Rome, Italy, May 25, 2022 / 10:57 am
Cardinal Matteo Zuppi’s election as president of the Episcopal Conference of Italy is, at one level, unsurprising. For at least two years, he was spoken of as a frontrunner to succeed outgoing president Cardinal Gualtiero Bassetti. And everyone pointed to Zuppi as the only figure who could lead the bishops’ conference in the direction desired by Pope Francis. Yet, on another level, the appointment was somewhat unexpected.
Zuppi’s election was announced as Italy’s bishops met for their plenary assembly at the Hilton Rome Airport Hotel. In the corridors of the hotel near Rome’s Fiumicino airport, there was a somewhat defiant air.
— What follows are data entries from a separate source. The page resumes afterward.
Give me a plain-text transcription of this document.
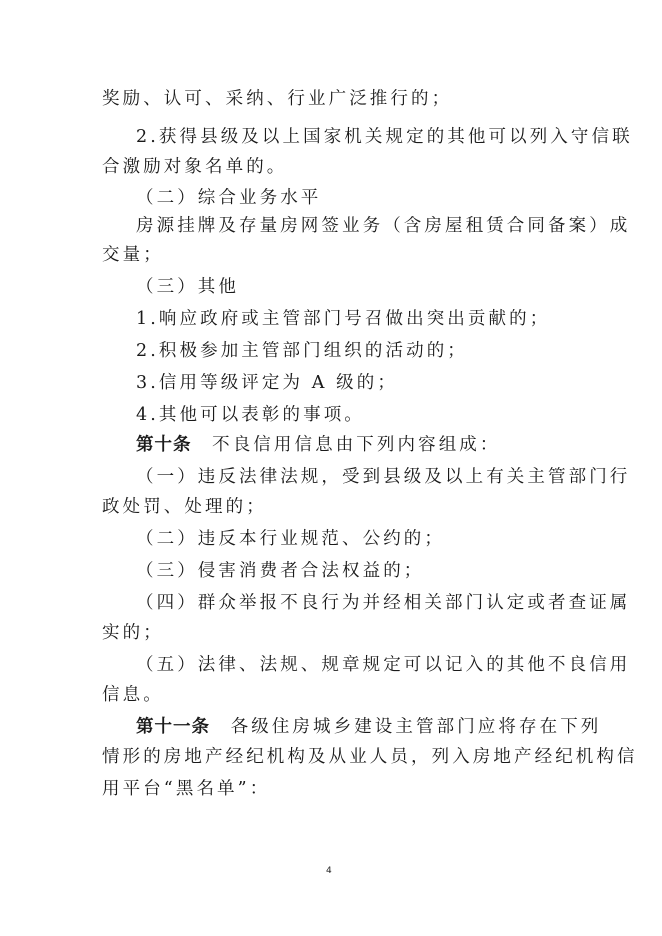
奖励、认可、采纳、行业广泛推行的；
2.获得县级及以上国家机关规定的其他可以列入守信联
合激励对象名单的。
（二）综合业务水平
房源挂牌及存量房网签业务（含房屋租赁合同备案）成
交量；
（三）其他
1.响应政府或主管部门号召做出突出贡献的；
2.积极参加主管部门组织的活动的；
3.信用等级评定为 A 级的；
4.其他可以表彰的事项。
第十条　不良信用信息由下列内容组成：
（一）违反法律法规，受到县级及以上有关主管部门行
政处罚、处理的；
（二）违反本行业规范、公约的；
（三）侵害消费者合法权益的；
（四）群众举报不良行为并经相关部门认定或者查证属
实的；
（五）法律、法规、规章规定可以记入的其他不良信用
信息。
第十一条　各级住房城乡建设主管部门应将存在下列
情形的房地产经纪机构及从业人员，列入房地产经纪机构信
用平台“黑名单”：
4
Some bishops, who asked to remain anonymous given that the ballot took place in secret, suggested that the pope was “forced” to select Zuppi, the archbishop of Bologna, because he received the most votes among the three candidates sent to him for a final decision. It was evident, they said, that the pope would have preferred Cardinal Paolo Lojudice of Siena, who, they indicated, would be appointed as the new vicar of Rome.
Presidents of Italy’s bishops’ conference have a five-year term. At the beginning of his pontificate, Pope Francis had asked for the statutes to be modified so that the bishops would elect the president themselves. But they preferred to keep the existing arrangement whereby the pope, as Bishop of Rome and Primate of Italy, chooses the president.